Berdasarkan SK tersebut, 37 cabor yang telah ditetapkan adalah aerosport, aquatik, anggar, angkat berat, atletik, baseball, bermotor, biliar, bola basket, bola tangan, bola voli, bulu tangkis, catur, kriket, dayung, gulat, hoky, judo, karate, kempo, layar, menembak, muaythai, panahan, panjat tebing, pencak silat, rugby , selam, senam, sepakbola, sepak takraw, sepatu roda, taekwondo, tarung drajat, tenis, tinju, wushu.

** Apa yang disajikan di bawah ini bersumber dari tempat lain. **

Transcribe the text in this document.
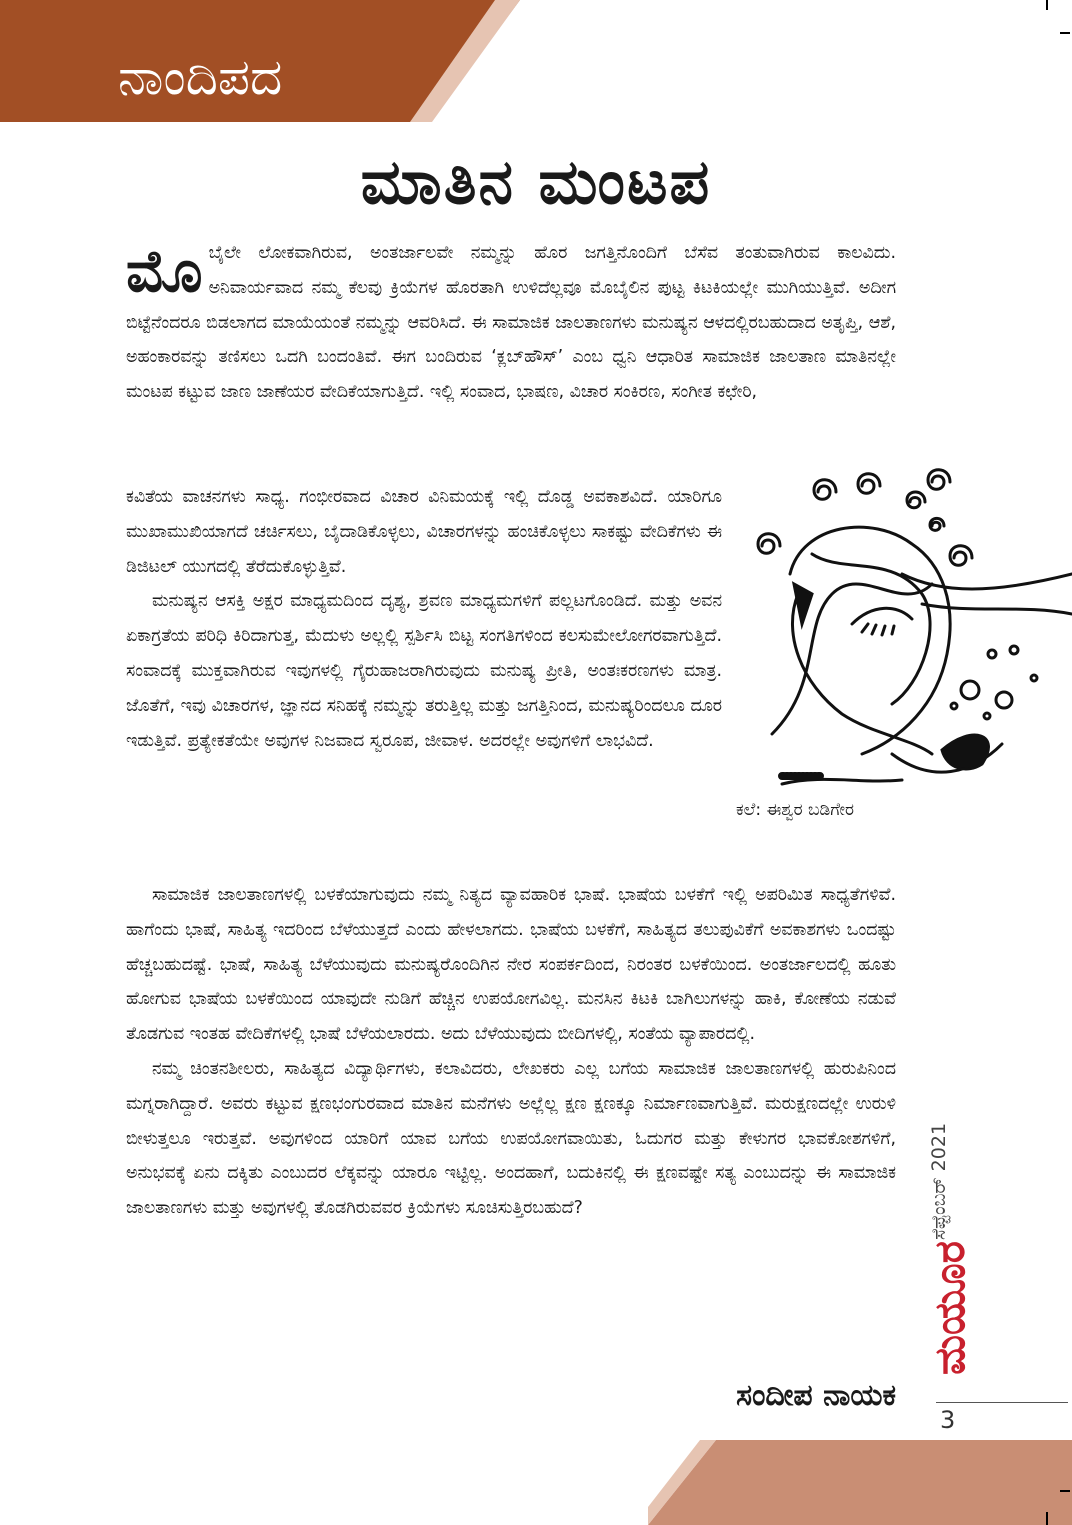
ನಾಂದಿಪದ
ಮಾತಿನ ಮಂಟಪ

ಮೊಬೈಲೇ ಲೋಕವಾಗಿರುವ, ಅಂತರ್ಜಾಲವೇ ನಮ್ಮನ್ನು ಹೊರ ಜಗತ್ತಿನೊಂದಿಗೆ ಬೆಸೆವ ತಂತುವಾಗಿರುವ ಕಾಲವಿದು. ಅನಿವಾರ್ಯವಾದ ನಮ್ಮ ಕೆಲವು ಕ್ರಿಯೆಗಳ ಹೊರತಾಗಿ ಉಳಿದೆಲ್ಲವೂ ಮೊಬೈಲಿನ ಪುಟ್ಟ ಕಿಟಕಿಯಲ್ಲೇ ಮುಗಿಯುತ್ತಿವೆ. ಅದೀಗ ಬಿಟ್ಟೆನೆಂದರೂ ಬಿಡಲಾಗದ ಮಾಯೆಯಂತೆ ನಮ್ಮನ್ನು ಆವರಿಸಿದೆ. ಈ ಸಾಮಾಜಿಕ ಜಾಲತಾಣಗಳು ಮನುಷ್ಯನ ಆಳದಲ್ಲಿರಬಹುದಾದ ಅತೃಪ್ತಿ, ಆಶೆ, ಅಹಂಕಾರವನ್ನು ತಣಿಸಲು ಒದಗಿ ಬಂದಂತಿವೆ. ಈಗ ಬಂದಿರುವ ‘ಕ್ಲಬ್‌ಹೌಸ್’ ಎಂಬ ಧ್ವನಿ ಆಧಾರಿತ ಸಾಮಾಜಿಕ ಜಾಲತಾಣ ಮಾತಿನಲ್ಲೇ ಮಂಟಪ ಕಟ್ಟುವ ಜಾಣ ಜಾಣೆಯರ ವೇದಿಕೆಯಾಗುತ್ತಿದೆ. ಇಲ್ಲಿ ಸಂವಾದ, ಭಾಷಣ, ವಿಚಾರ ಸಂಕಿರಣ, ಸಂಗೀತ ಕಛೇರಿ,

ಕವಿತೆಯ ವಾಚನಗಳು ಸಾಧ್ಯ. ಗಂಭೀರವಾದ ವಿಚಾರ ವಿನಿಮಯಕ್ಕೆ ಇಲ್ಲಿ ದೊಡ್ಡ ಅವಕಾಶವಿದೆ. ಯಾರಿಗೂ ಮುಖಾಮುಖಿಯಾಗದೆ ಚರ್ಚಿಸಲು, ಬೈದಾಡಿಕೊಳ್ಳಲು, ವಿಚಾರಗಳನ್ನು ಹಂಚಿಕೊಳ್ಳಲು ಸಾಕಷ್ಟು ವೇದಿಕೆಗಳು ಈ ಡಿಜಿಟಲ್ ಯುಗದಲ್ಲಿ ತೆರೆದುಕೊಳ್ಳುತ್ತಿವೆ.

ಮನುಷ್ಯನ ಆಸಕ್ತಿ ಅಕ್ಷರ ಮಾಧ್ಯಮದಿಂದ ದೃಶ್ಯ, ಶ್ರವಣ ಮಾಧ್ಯಮಗಳಿಗೆ ಪಲ್ಲಟಗೊಂಡಿದೆ. ಮತ್ತು ಅವನ ಏಕಾಗ್ರತೆಯ ಪರಿಧಿ ಕಿರಿದಾಗುತ್ತ, ಮೆದುಳು ಅಲ್ಲಲ್ಲಿ ಸ್ಪರ್ಶಿಸಿ ಬಿಟ್ಟ ಸಂಗತಿಗಳಿಂದ ಕಲಸುಮೇಲೋಗರವಾಗುತ್ತಿದೆ. ಸಂವಾದಕ್ಕೆ ಮುಕ್ತವಾಗಿರುವ ಇವುಗಳಲ್ಲಿ ಗೈರುಹಾಜರಾಗಿರುವುದು ಮನುಷ್ಯ ಪ್ರೀತಿ, ಅಂತಃಕರಣಗಳು ಮಾತ್ರ. ಜೊತೆಗೆ, ಇವು ವಿಚಾರಗಳ, ಜ್ಞಾನದ ಸನಿಹಕ್ಕೆ ನಮ್ಮನ್ನು ತರುತ್ತಿಲ್ಲ ಮತ್ತು ಜಗತ್ತಿನಿಂದ, ಮನುಷ್ಯರಿಂದಲೂ ದೂರ ಇಡುತ್ತಿವೆ. ಪ್ರತ್ಯೇಕತೆಯೇ ಅವುಗಳ ನಿಜವಾದ ಸ್ವರೂಪ, ಜೀವಾಳ. ಅದರಲ್ಲೇ ಅವುಗಳಿಗೆ ಲಾಭವಿದೆ.

ಕಲೆ: ಈಶ್ವರ ಬಡಿಗೇರ

ಸಾಮಾಜಿಕ ಜಾಲತಾಣಗಳಲ್ಲಿ ಬಳಕೆಯಾಗುವುದು ನಮ್ಮ ನಿತ್ಯದ ವ್ಯಾವಹಾರಿಕ ಭಾಷೆ. ಭಾಷೆಯ ಬಳಕೆಗೆ ಇಲ್ಲಿ ಅಪರಿಮಿತ ಸಾಧ್ಯತೆಗಳಿವೆ. ಹಾಗೆಂದು ಭಾಷೆ, ಸಾಹಿತ್ಯ ಇದರಿಂದ ಬೆಳೆಯುತ್ತದೆ ಎಂದು ಹೇಳಲಾಗದು. ಭಾಷೆಯ ಬಳಕೆಗೆ, ಸಾಹಿತ್ಯದ ತಲುಪುವಿಕೆಗೆ ಅವಕಾಶಗಳು ಒಂದಷ್ಟು ಹೆಚ್ಚಬಹುದಷ್ಟೆ. ಭಾಷೆ, ಸಾಹಿತ್ಯ ಬೆಳೆಯುವುದು ಮನುಷ್ಯರೊಂದಿಗಿನ ನೇರ ಸಂಪರ್ಕದಿಂದ, ನಿರಂತರ ಬಳಕೆಯಿಂದ. ಅಂತರ್ಜಾಲದಲ್ಲಿ ಹೂತು ಹೋಗುವ ಭಾಷೆಯ ಬಳಕೆಯಿಂದ ಯಾವುದೇ ನುಡಿಗೆ ಹೆಚ್ಚಿನ ಉಪಯೋಗವಿಲ್ಲ. ಮನಸಿನ ಕಿಟಕಿ ಬಾಗಿಲುಗಳನ್ನು ಹಾಕಿ, ಕೋಣೆಯ ನಡುವೆ ತೊಡಗುವ ಇಂತಹ ವೇದಿಕೆಗಳಲ್ಲಿ ಭಾಷೆ ಬೆಳೆಯಲಾರದು. ಅದು ಬೆಳೆಯುವುದು ಬೀದಿಗಳಲ್ಲಿ, ಸಂತೆಯ ವ್ಯಾಪಾರದಲ್ಲಿ.

ನಮ್ಮ ಚಿಂತನಶೀಲರು, ಸಾಹಿತ್ಯದ ವಿದ್ಯಾರ್ಥಿಗಳು, ಕಲಾವಿದರು, ಲೇಖಕರು ಎಲ್ಲ ಬಗೆಯ ಸಾಮಾಜಿಕ ಜಾಲತಾಣಗಳಲ್ಲಿ ಹುರುಪಿನಿಂದ ಮಗ್ನರಾಗಿದ್ದಾರೆ. ಅವರು ಕಟ್ಟುವ ಕ್ಷಣಭಂಗುರವಾದ ಮಾತಿನ ಮನೆಗಳು ಅಲ್ಲೆಲ್ಲ ಕ್ಷಣ ಕ್ಷಣಕ್ಕೂ ನಿರ್ಮಾಣವಾಗುತ್ತಿವೆ. ಮರುಕ್ಷಣದಲ್ಲೇ ಉರುಳಿ ಬೀಳುತ್ತಲೂ ಇರುತ್ತವೆ. ಅವುಗಳಿಂದ ಯಾರಿಗೆ ಯಾವ ಬಗೆಯ ಉಪಯೋಗವಾಯಿತು, ಓದುಗರ ಮತ್ತು ಕೇಳುಗರ ಭಾವಕೋಶಗಳಿಗೆ, ಅನುಭವಕ್ಕೆ ಏನು ದಕ್ಕಿತು ಎಂಬುದರ ಲೆಕ್ಕವನ್ನು ಯಾರೂ ಇಟ್ಟಿಲ್ಲ. ಅಂದಹಾಗೆ, ಬದುಕಿನಲ್ಲಿ ಈ ಕ್ಷಣವಷ್ಟೇ ಸತ್ಯ ಎಂಬುದನ್ನು ಈ ಸಾಮಾಜಿಕ ಜಾಲತಾಣಗಳು ಮತ್ತು ಅವುಗಳಲ್ಲಿ ತೊಡಗಿರುವವರ ಕ್ರಿಯೆಗಳು ಸೂಚಿಸುತ್ತಿರಬಹುದೆ?

ಸಂದೀಪ ನಾಯಕ
ಸೆಪ್ಟೆಂಬರ್ 2021
ಮಯೂರ
3
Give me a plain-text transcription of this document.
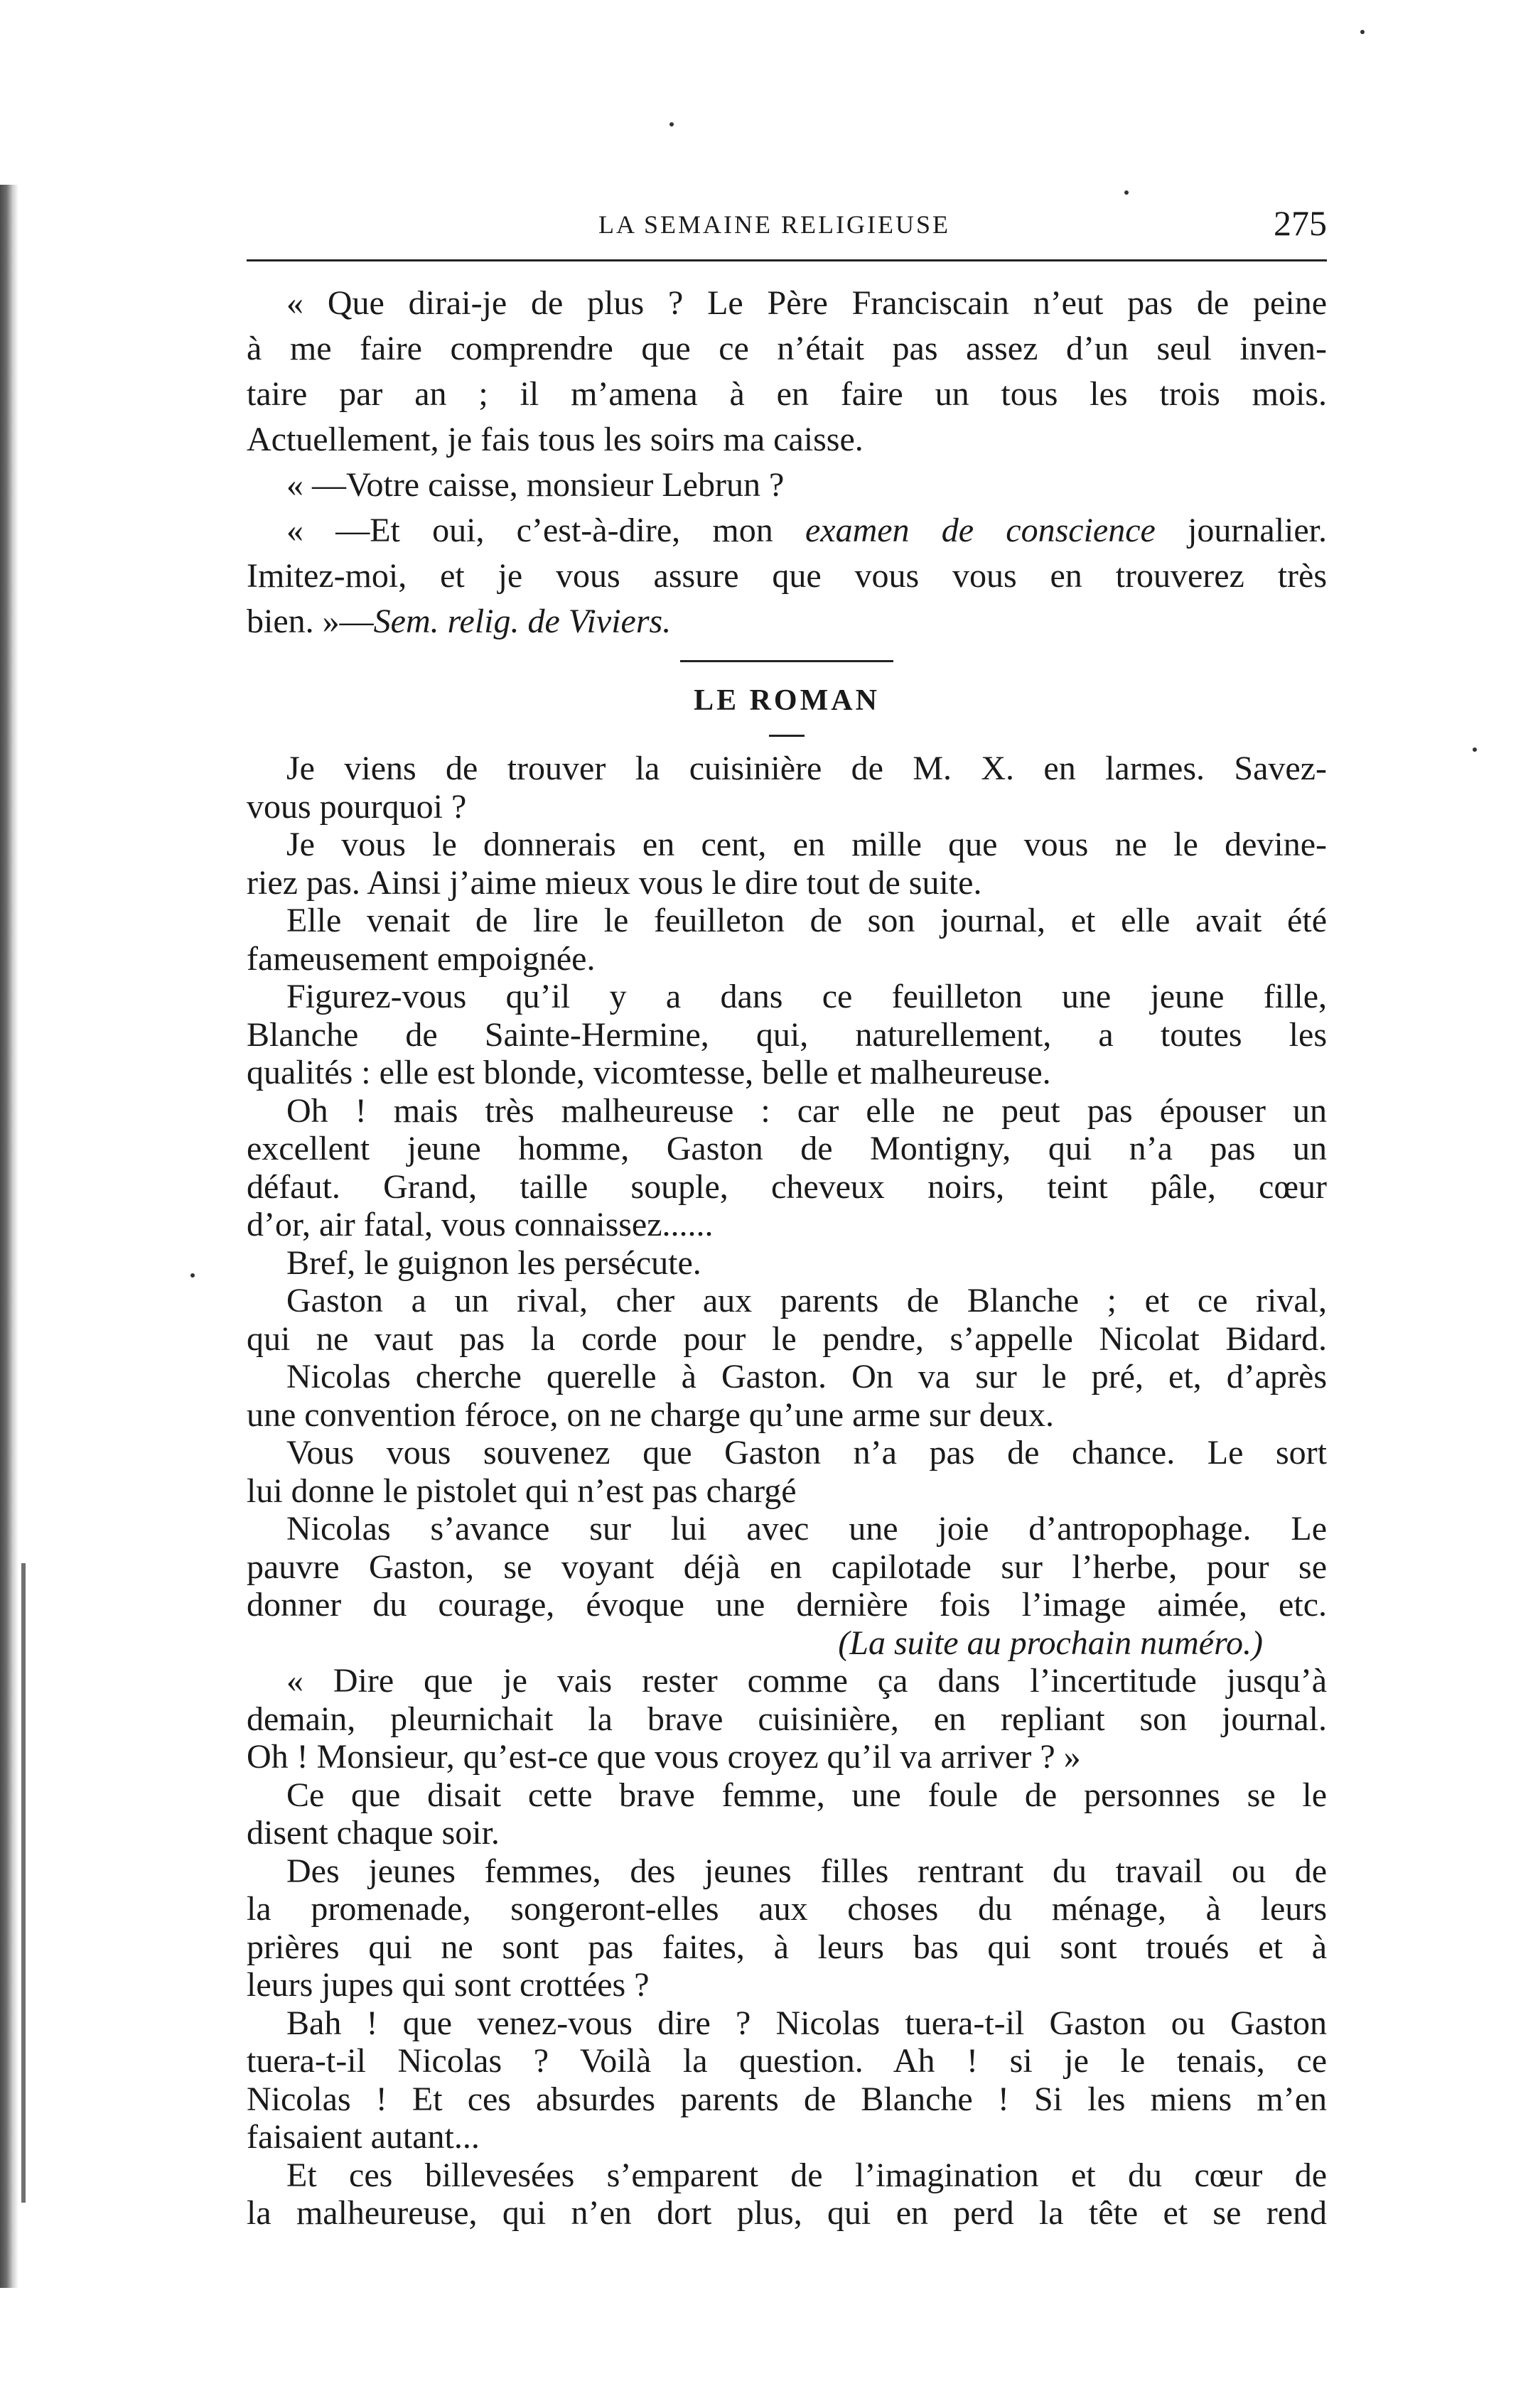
LA SEMAINE RELIGIEUSE	275
« Que dirai-je de plus ? Le Père Franciscain n’eut pas de peine
à me faire comprendre que ce n’était pas assez d’un seul inven-
taire par an ; il m’amena à en faire un tous les trois mois.
Actuellement, je fais tous les soirs ma caisse.
« —Votre caisse, monsieur Lebrun ?
« —Et oui, c’est-à-dire, mon examen de conscience journalier.
Imitez-moi, et je vous assure que vous vous en trouverez très
bien. »—Sem. relig. de Viviers.
LE ROMAN
Je viens de trouver la cuisinière de M. X. en larmes. Savez-
vous pourquoi ?
Je vous le donnerais en cent, en mille que vous ne le devine-
riez pas. Ainsi j’aime mieux vous le dire tout de suite.
Elle venait de lire le feuilleton de son journal, et elle avait été
fameusement empoignée.
Figurez-vous qu’il y a dans ce feuilleton une jeune fille,
Blanche de Sainte-Hermine, qui, naturellement, a toutes les
qualités : elle est blonde, vicomtesse, belle et malheureuse.
Oh ! mais très malheureuse : car elle ne peut pas épouser un
excellent jeune homme, Gaston de Montigny, qui n’a pas un
défaut. Grand, taille souple, cheveux noirs, teint pâle, cœur
d’or, air fatal, vous connaissez......
Bref, le guignon les persécute.
Gaston a un rival, cher aux parents de Blanche ; et ce rival,
qui ne vaut pas la corde pour le pendre, s’appelle Nicolat Bidard.
Nicolas cherche querelle à Gaston. On va sur le pré, et, d’après
une convention féroce, on ne charge qu’une arme sur deux.
Vous vous souvenez que Gaston n’a pas de chance. Le sort
lui donne le pistolet qui n’est pas chargé
Nicolas s’avance sur lui avec une joie d’antropophage. Le
pauvre Gaston, se voyant déjà en capilotade sur l’herbe, pour se
donner du courage, évoque une dernière fois l’image aimée, etc.
(La suite au prochain numéro.)
« Dire que je vais rester comme ça dans l’incertitude jusqu’à
demain, pleurnichait la brave cuisinière, en repliant son journal.
Oh ! Monsieur, qu’est-ce que vous croyez qu’il va arriver ? »
Ce que disait cette brave femme, une foule de personnes se le
disent chaque soir.
Des jeunes femmes, des jeunes filles rentrant du travail ou de
la promenade, songeront-elles aux choses du ménage, à leurs
prières qui ne sont pas faites, à leurs bas qui sont troués et à
leurs jupes qui sont crottées ?
Bah ! que venez-vous dire ? Nicolas tuera-t-il Gaston ou Gaston
tuera-t-il Nicolas ? Voilà la question. Ah ! si je le tenais, ce
Nicolas ! Et ces absurdes parents de Blanche ! Si les miens m’en
faisaient autant...
Et ces billevesées s’emparent de l’imagination et du cœur de
la malheureuse, qui n’en dort plus, qui en perd la tête et se rend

Baca juga: Tak Tertandingi, Danny Masrin Angkat Trofi Match Play

“Hari ini telah difinalisasi bahwa cabor yang akan dipertandingkan pada PON XX tahun 2020 sebanyak 37 cabor,” ujar Ketua Umum KONI Pusat, Letjen TNI (Purn) Marciano Norman.

Sekjen Pengurus Besar Persatuan Golf Indonesia (PB PGI) Anthony Chandra menyatakan pihaknya akan coba bertemu dengan KONI Pusat untuk mempertanyakan alasan kenapa cabor golf dicoret padahal sebelumnya tidak ada masalah dan golf ‘aman’ masuk dalam daftar cabor yang dipertandingkan. “Lapangan sudah tersedia, PGI Papua juga sudah siap dengan semuanya. Apalagi kualifikasi juga sudah dilaksanakan. Yang lebih mengherankan lagi, golf dipertandingkan di Olimpiade kenapa PON nggak,” kata Anthony.

Keputusan pencoretan cabor golf dari PON XX mengejutkan para pengurus PGI Pengprov seluruh Indonesia. “Kami juga tak habis pikir. Padahal Pra PON sudah dilaksanakan. Provinsi yang lolos sudah melakukan TC. Tiba tiba Cabor Golf nggak masuk di PON. Padahal lapangan golf ada. Ini lagi ramai dibahas di group Pengprov PGI se- Indonesia,” kata Rumadi, salah seorang pengurus PGI Pengprov Papua. Menurutnya, ini suatu kemunduran olahraga, karena puncak pembinaan atlet-atlet amatir pengprov adalah mereka menuju PON.